Alice hadn’t felt right since Apple came home. Janie had warmed back up to her again, but Alice remembered the chill between them. Hannah Fay wasn’t her normal self either; achy and swollen, she spent the days walking around the block, praying, she said, for the baby to come out, or lying on the mattress in her little room with the window open, and when she did leave her room and visit with the others, she was often moody. “This could be the last Saturday, just us,” she might say mournfully. Then a minute later, she would turn dreamy and say, “I can’t stop thinking about who the baby will look like.”
The library at the university was quiet, almost sacred, with its deep colors and heavy wooden tables, and Alice felt herself imagining a different life, the same life as before, the one where she was a girl sitting at one of these tables, reading poetry, frowning at a research paper. A girl who was well fed, well taken care of, well loved. You are well loved, she told herself. And well cared for. This is a trap. All of this an illusion. “Let’s eat outside,” Alice suggested to Kathryn.
In the fresh air, she felt b
etter, and they found a stone bench under a tree near the library. “Apple is up to something,” Kathryn said between bites of her sandwich.
“She—” Alice started, thinking of Apple leaning toward her last night, Wesley watching. “She seems kind of—slippery.” A bird landed near them and began to hop forward, head cocked. “I can’t put my finger on it. Just when I think I know, the feeling sort of slips away.”
“She’s not really one of us,” Kathryn said. “I know, I know, she and I have never gotten along. But Apple is only thinking about one thing, and that’s herself.” She tore off a piece of crust and tossed it at the bird.
“She loves Wesley,” Alice said. “I really believe she does.”
“Maybe, but she’s not a good person,” Kathryn said.
Alice was quiet. “We’re good people,” Kathryn said, angling her head so that she was looking into Alice’s downturned face. “We look out for each other. We look out for Wesley.”
A burst of voices cut through the quiet courtyard outside the library, and Alice looked up to see two girls exiting the library, laughing with their heads together, as though they couldn’t wait to get out the door, into a world where they could be raucous. Alice felt a pang of something unpleasant, and she surprised herself when she identified the feeling as jealousy. You have that, she told herself, with Wesley, with the other girls.
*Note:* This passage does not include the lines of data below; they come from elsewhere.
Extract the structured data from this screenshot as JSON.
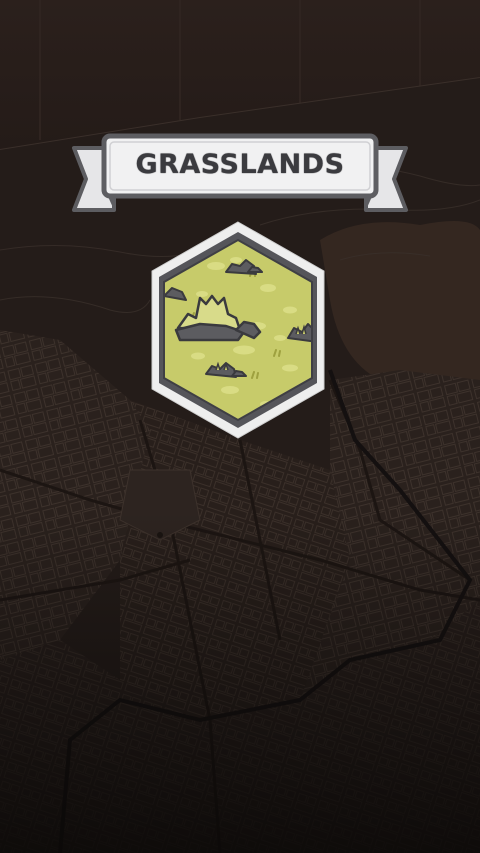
{
  "scene": {
    "biome_title": "GRASSLANDS",
    "badge_icon": "grassland-hex-icon"
  },
  "colors": {
    "background": "#231b18",
    "map_lines": "#3a302b",
    "banner_fill": "#f1f1f2",
    "banner_border": "#5d5d61",
    "title_text": "#3b3b3f",
    "hex_border_outer": "#eeeeee",
    "hex_border_inner": "#55555a",
    "grass_fill": "#c7cb6a",
    "grass_dark": "#9ea13f",
    "rock_fill": "#5c5c60"
  }
}
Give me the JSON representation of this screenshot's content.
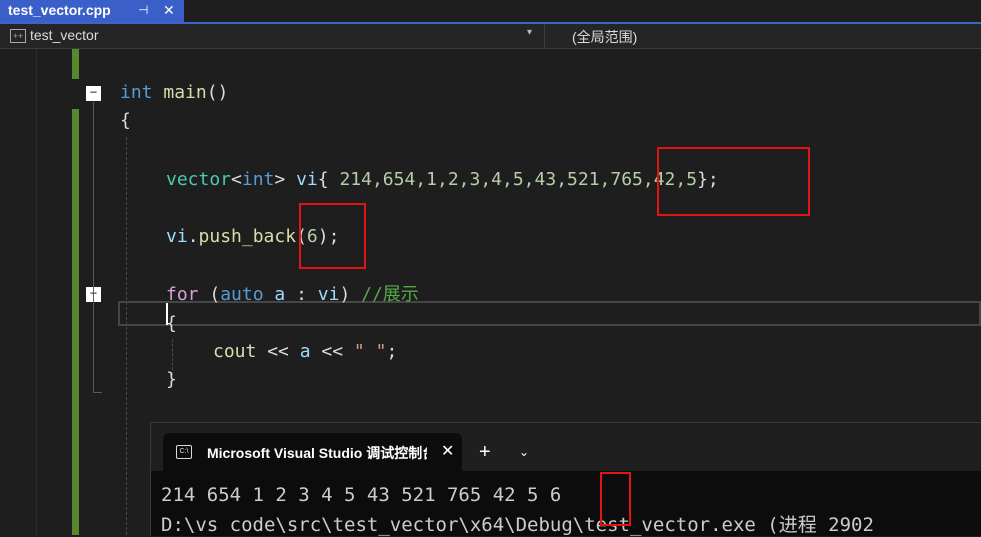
{
  "tab": {
    "title": "test_vector.cpp",
    "pin": "⊣",
    "close": "✕"
  },
  "navbar": {
    "scope": "test_vector",
    "scope_icon": "++",
    "dropdown_glyph": "▾",
    "member": "(全局范围)"
  },
  "code": {
    "line1": {
      "kw": "int",
      "fn": "main",
      "rest": "()"
    },
    "line2": "{",
    "line3": {
      "ty": "vector",
      "lt": "<",
      "kw": "int",
      "gt": ">",
      "var": "vi",
      "open": "{ ",
      "nums": "214,654,1,2,3,4,5,43,521,765,42,5",
      "close": "};"
    },
    "line4": {
      "var": "vi",
      "dot": ".",
      "fn": "push_back",
      "open": "(",
      "num": "6",
      "close": ");"
    },
    "line5": {
      "kw": "for",
      "p1": " (",
      "kw2": "auto",
      "sp": " ",
      "var": "a",
      "mid": " : ",
      "var2": "vi",
      "p2": ")",
      "comment": " //展示"
    },
    "line6": "{",
    "line7": {
      "fn": "cout",
      "op1": " << ",
      "var": "a",
      "op2": " << ",
      "str": "\" \"",
      "semi": ";"
    },
    "line8": "}"
  },
  "console": {
    "tab_icon": "C:\\",
    "tab_title": "Microsoft Visual Studio 调试控制台",
    "close": "✕",
    "add": "+",
    "dropdown": "⌄",
    "output1": "214 654 1 2 3 4 5 43 521 765 42 5 6",
    "output2": "D:\\vs code\\src\\test_vector\\x64\\Debug\\test_vector.exe (进程 2902"
  },
  "fold_glyph": "−"
}
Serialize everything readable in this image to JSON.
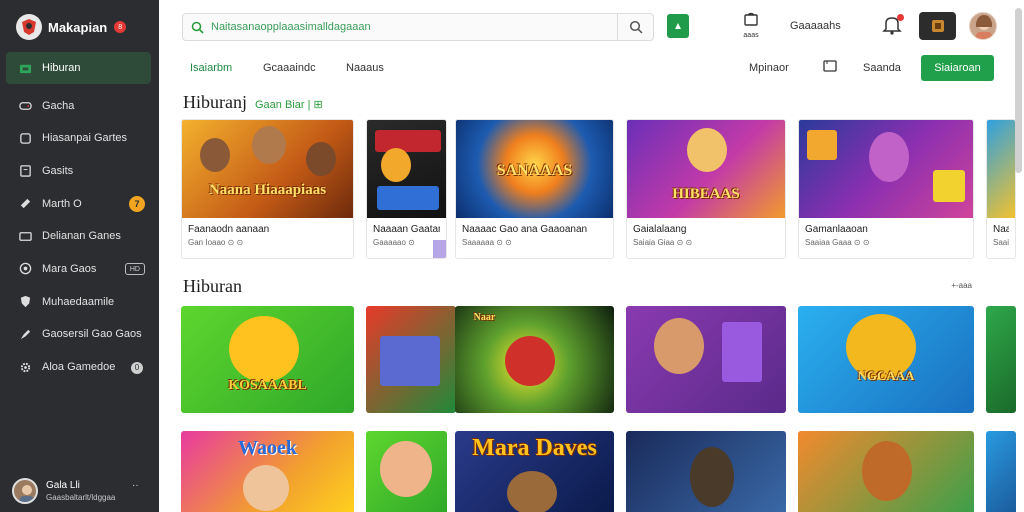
{
  "brand": {
    "name": "Makapian",
    "badge": "8"
  },
  "sidebar": {
    "items": [
      {
        "label": "Hiburan",
        "icon": "store-icon"
      },
      {
        "label": "Gacha",
        "icon": "gamepad-icon"
      },
      {
        "label": "Hiasanpai Gartes",
        "icon": "square-icon"
      },
      {
        "label": "Gasits",
        "icon": "clipboard-icon"
      },
      {
        "label": "Marth O",
        "icon": "tag-icon",
        "badge": "7"
      },
      {
        "label": "Delianan Ganes",
        "icon": "card-icon"
      },
      {
        "label": "Mara Gaos",
        "icon": "globe-icon",
        "pill": "HD"
      },
      {
        "label": "Muhaedaamile",
        "icon": "shield-icon"
      },
      {
        "label": "Gaosersil Gao Gaos",
        "icon": "rocket-icon"
      },
      {
        "label": "Aloa Gamedoe",
        "icon": "gear-icon",
        "dot": "0"
      }
    ]
  },
  "profile": {
    "name": "Gala Lli",
    "sub": "Gaasbaltarlt/ldggaa",
    "menu": "··"
  },
  "topbar": {
    "search_placeholder": "Naitasanaopplaaasimalldagaaan",
    "store_label": "aaas",
    "link": "Gaaaaahs"
  },
  "subnav": {
    "tabs": [
      "Isaiarbm",
      "Gcaaaindc",
      "Naaaus"
    ],
    "right_link": "Mpinaor",
    "right_link2": "Saanda",
    "cta": "Siaiaroan"
  },
  "section1": {
    "title": "Hiburanj",
    "tag": "Gaan Biar | ⊞",
    "cards": [
      {
        "title": "Faanaodn aanaan",
        "sub": "Gan Ioaao ⊙ ⊙",
        "caption": "Naana Hiaaapiaas"
      },
      {
        "title": "Naaaan Gaatan",
        "sub": "Gaaaaao ⊙",
        "caption": ""
      },
      {
        "title": "Naaaac Gao ana Gaaoanan",
        "sub": "Saaaaaa ⊙ ⊙",
        "caption": "SANAAAS"
      },
      {
        "title": "Gaialalaang",
        "sub": "Saiaia Giaa ⊙ ⊙",
        "caption": "HIBEAAS"
      },
      {
        "title": "Gamanlaaoan",
        "sub": "Saaiaa Gaaa ⊙ ⊙",
        "caption": ""
      },
      {
        "title": "Naa",
        "sub": "Saai",
        "caption": ""
      }
    ]
  },
  "section2": {
    "title": "Hiburan",
    "see_all": "+-aaa",
    "row1_captions": [
      "KOSAAABL",
      "",
      "Naar",
      "",
      "NGCAAA",
      ""
    ],
    "row2_captions": [
      "Waoek",
      "",
      "Mara Daves",
      "",
      "",
      ""
    ]
  }
}
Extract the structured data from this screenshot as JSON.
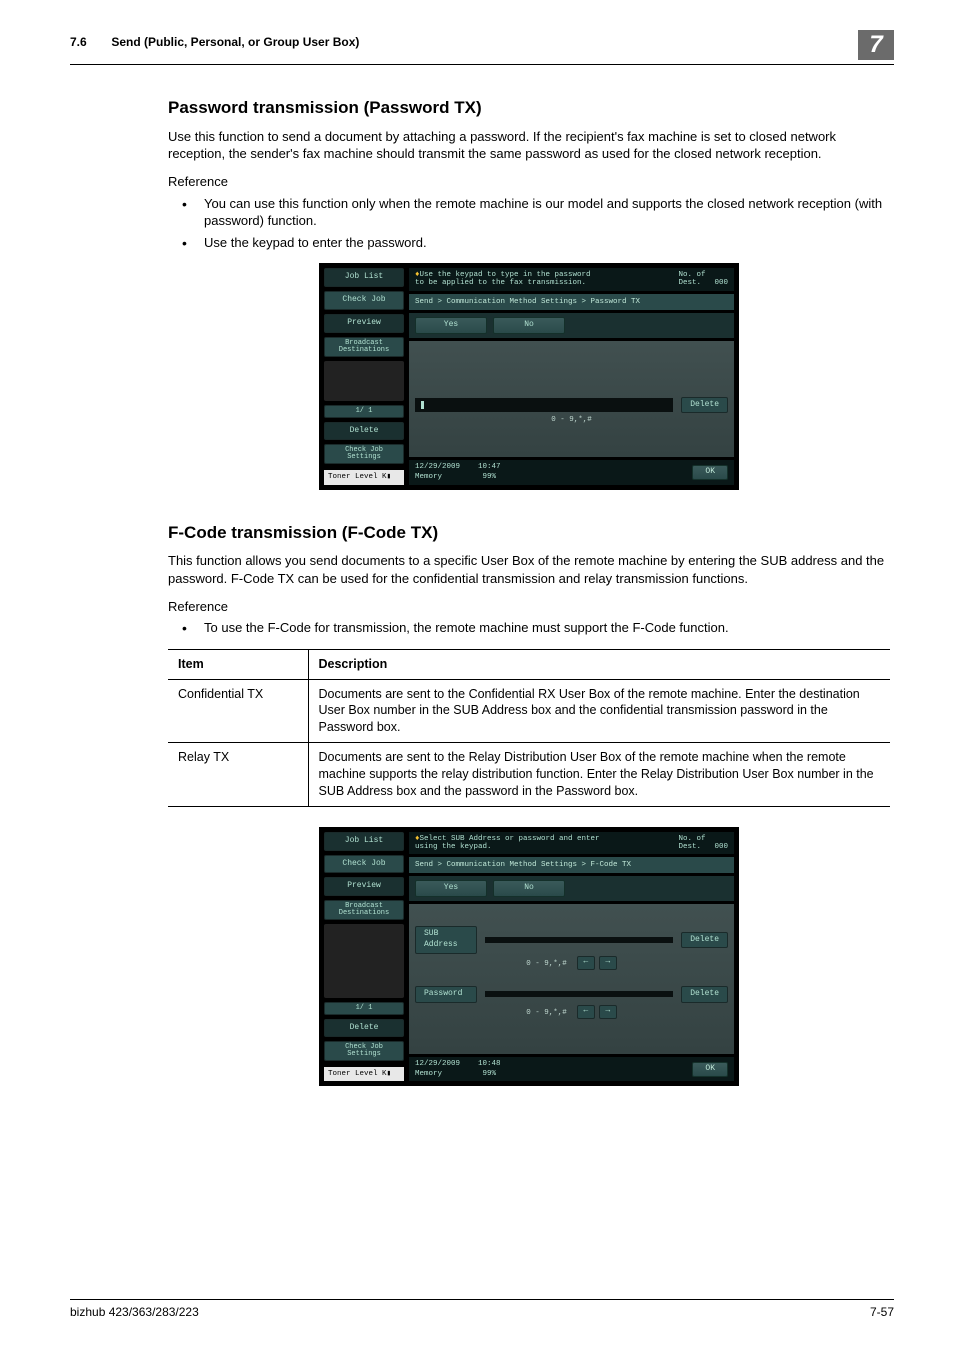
{
  "header": {
    "section_number": "7.6",
    "section_title": "Send (Public, Personal, or Group User Box)",
    "chapter_number": "7"
  },
  "section1": {
    "title": "Password transmission (Password TX)",
    "intro": "Use this function to send a document by attaching a password. If the recipient's fax machine is set to closed network reception, the sender's fax machine should transmit the same password as used for the closed network reception.",
    "reference_label": "Reference",
    "bullets": [
      "You can use this function only when the remote machine is our model and supports the closed network reception (with password) function.",
      "Use the keypad to enter the password."
    ]
  },
  "screenshot1": {
    "left": {
      "job_list": "Job List",
      "check_job": "Check Job",
      "preview": "Preview",
      "broadcast": "Broadcast\nDestinations",
      "page": "1/  1",
      "delete": "Delete",
      "check_settings": "Check Job\nSettings",
      "toner": "Toner Level  K"
    },
    "top_hint": "Use the keypad to type in the password\nto be applied to the fax transmission.",
    "no_of_dest": "No. of\nDest.",
    "no_of_dest_val": "000",
    "breadcrumb": "Send > Communication Method Settings > Password TX",
    "yes": "Yes",
    "no": "No",
    "input_hint": "0 - 9,*,#",
    "delete": "Delete",
    "bottom_date": "12/29/2009",
    "bottom_time": "10:47",
    "bottom_mem": "Memory",
    "bottom_mem_val": "99%",
    "ok": "OK"
  },
  "section2": {
    "title": "F-Code transmission (F-Code TX)",
    "intro": "This function allows you send documents to a specific User Box of the remote machine by entering the SUB address and the password. F-Code TX can be used for the confidential transmission and relay transmission functions.",
    "reference_label": "Reference",
    "bullets": [
      "To use the F-Code for transmission, the remote machine must support the F-Code function."
    ],
    "table": {
      "headers": [
        "Item",
        "Description"
      ],
      "rows": [
        {
          "item": "Confidential TX",
          "desc": "Documents are sent to the Confidential RX User Box of the remote machine. Enter the destination User Box number in the SUB Address box and the confidential transmission password in the Password box."
        },
        {
          "item": "Relay TX",
          "desc": "Documents are sent to the Relay Distribution User Box of the remote machine when the remote machine supports the relay distribution function. Enter the Relay Distribution User Box number in the SUB Address box and the password in the Password box."
        }
      ]
    }
  },
  "screenshot2": {
    "top_hint": "Select SUB Address or password and enter\nusing the keypad.",
    "breadcrumb": "Send > Communication Method Settings > F-Code TX",
    "sub_address": "SUB Address",
    "password": "Password",
    "input_hint": "0 - 9,*,#",
    "delete": "Delete",
    "bottom_time": "10:48"
  },
  "footer": {
    "model": "bizhub 423/363/283/223",
    "page": "7-57"
  }
}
But when she imagined herself as the girl leaving the library, she pictured not Apple or Janie or Hannah Fay or Kathryn as the friend by her side, but Susannah. (Susannah, who at that moment was in class, still famished after lunch because Alice Lange’s departure had left an opening in the social hierarchy at school, and Susannah thought perhaps if she could lose a little weight, perhaps if she wore her hair differently, taught her voice to lift and lilt like a soprano, she could fill that void; she could be Alice Lange. Trevor, the boy who sat behind her, tapped her on the shoulder and passed her a note. When she unfolded it, it was a drawing of a penis. Susannah considered her options, and did not write back.)